Thus, through recollection of these scenes as recorded in the book of Acts (which, though the stories would have been shared, were not available in written and standardized form to the churches of the day), we are provided with a glimpse into the struggle. There were doubts. There were prejudices and ancient biases. There was a fear that the status gains of one group (Gentile Christians) were coming at the expense of another (Jewish Christians). In an honor and shame culture, in which honor was a limited good (one only gained honor at the expense of another’s honor), this is more than understandable. There were church-wide conflicts. There were intra-church (as congregation) conflicts. There was a lack of unity on a number of issues, both within bodies and across the body. There were stances taken by one church that would not be taken by another church. Indeed, a review of the New Testament letters informs us that each congregation dealt with different problems at different times and in different ways.
All of this lays the groundwork for our look at Colossians. In co-ordination with the title of this study, it can be said that “all” in Colossians, seems to play a strategic role. This “all” takes on multiple forms, and when we read the letter with the questions concerning the inclusion and acceptance of Gentiles as part of the covenant people of God, minus their adoption of the markers of that covenant, this communiqué takes on an interesting character. Paul is very much interested in the elimination of long established, perhaps cherished barriers (in some corners), in the name of the creation of a unified, new creation, kingdom people.
We can feel the warmth of the bright shining light of this entrenched interest when we sit alongside the gathered Colossian congregation, joined together in their customary meal gathering in honor of their Lord, as the letter from the Apostle is read aloud and we hear “We always give thanks to God, the Father of our Lord Jesus Christ, when we pray for you, since we heard about your faith in Christ Jesus and the love that you have for all the saints” (1:3-4). With the background provided, we should not skim quickly over this “all.” We should hear it with all of the world-altering potential contained therein. After a quick bit of praise from Paul, while making mention of the Gospel that he says “has come to you” (1:6a), he adds an “all” emphasis with “Just as in the entire world this Gospel is bearing fruit and growing” (1:6b). As with the “all” of verse four, we do not take lightly this talk of the “entire world,” given the backdrop of the exclusiveness that limited entrance upon the covenant. Contrary to this, and contrary to his former way of life, Paul’s words, along with the sentiments expressed by Peter (as recorded in Acts), represent the realization of the flinging open of the doors of God’s covenant to all people---the entire world.

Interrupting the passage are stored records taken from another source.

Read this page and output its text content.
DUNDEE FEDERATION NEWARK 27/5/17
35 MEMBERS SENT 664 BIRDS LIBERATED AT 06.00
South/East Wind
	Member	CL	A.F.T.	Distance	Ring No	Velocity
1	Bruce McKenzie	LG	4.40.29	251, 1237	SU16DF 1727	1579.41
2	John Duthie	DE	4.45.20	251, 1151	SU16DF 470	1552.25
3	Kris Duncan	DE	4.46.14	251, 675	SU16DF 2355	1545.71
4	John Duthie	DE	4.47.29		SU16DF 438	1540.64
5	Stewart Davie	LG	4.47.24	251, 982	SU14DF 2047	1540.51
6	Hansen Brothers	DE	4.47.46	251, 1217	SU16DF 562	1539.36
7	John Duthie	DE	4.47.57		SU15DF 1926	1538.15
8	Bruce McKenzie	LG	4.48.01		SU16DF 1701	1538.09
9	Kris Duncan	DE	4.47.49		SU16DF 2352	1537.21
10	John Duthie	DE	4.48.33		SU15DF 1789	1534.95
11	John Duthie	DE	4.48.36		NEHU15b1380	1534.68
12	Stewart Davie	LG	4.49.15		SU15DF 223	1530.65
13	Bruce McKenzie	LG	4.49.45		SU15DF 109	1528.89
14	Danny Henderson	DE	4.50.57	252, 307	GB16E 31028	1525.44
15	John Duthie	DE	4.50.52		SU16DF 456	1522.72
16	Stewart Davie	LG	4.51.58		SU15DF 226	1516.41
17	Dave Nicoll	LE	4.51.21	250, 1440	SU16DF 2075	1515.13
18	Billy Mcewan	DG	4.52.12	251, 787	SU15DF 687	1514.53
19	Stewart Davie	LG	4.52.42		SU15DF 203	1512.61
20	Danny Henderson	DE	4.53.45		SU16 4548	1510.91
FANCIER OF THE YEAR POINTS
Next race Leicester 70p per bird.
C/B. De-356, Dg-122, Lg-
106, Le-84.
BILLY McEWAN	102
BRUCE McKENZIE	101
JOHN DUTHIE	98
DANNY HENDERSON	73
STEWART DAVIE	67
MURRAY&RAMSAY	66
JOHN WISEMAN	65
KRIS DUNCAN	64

It is in this mindset that we then go on to hear the words of verse twelve, where Paul writes of their “giving thanks to the Father who has qualified you to share in the saints’ inheritance in the light” (1:12). This qualification speaks to the issue of inclusion. Prior to Jesus, and prior to the announcement of His Gospel as the means by which one enters into the covenant (is justified), it was the works of the law (the accepted covenant markers and practices that identified and separated the people of Israel from all other people) that provided qualification to be a “saint” and to share in the promised inheritance that stretched all the way back to Abraham. To that, reinforcing the “all,” “entire world,” and “qualified” language, Paul adds “He delivered us,” a word of unity, “from the power of darkness and transferred us to the kingdom of the Son he loves, in whom we have redemption, the forgiveness of sins” (1:13-14).
“Redemption” is a loaded term with a strong history, rooted in the history of Israel, and firmly connected to the exodus, which was an incredibly important component of the story by which Israel identified itself. Redemption is, in effect, exodus. Throughout the Scriptures, the symbol of God’s redemption of His people was their exoduses, which were many. Exodus, be it exodus from Egypt or exodus from Babylon (or from any other oppressor, whether inside or outside of the land of promise), was crucial to the story of Israel, and was a unifying theme for a people that took an “us against the world” stance. Redemption, or exodus, which implied a deliverance from exile (which was the result of Israel’s “sins”), was by and large (it’s not really the case for the Egyptian exodus) the evidence that Israel had been forgiven of its sins of covenant violations. Therefore, Paul’s use of this language, as it is encompasses both Jew and Gentile, draws the Gentiles into the story of God’s redemptive actions on behalf of Israel and the world through Israel, providing them with an exodus of their own, thus folding them into the people of God.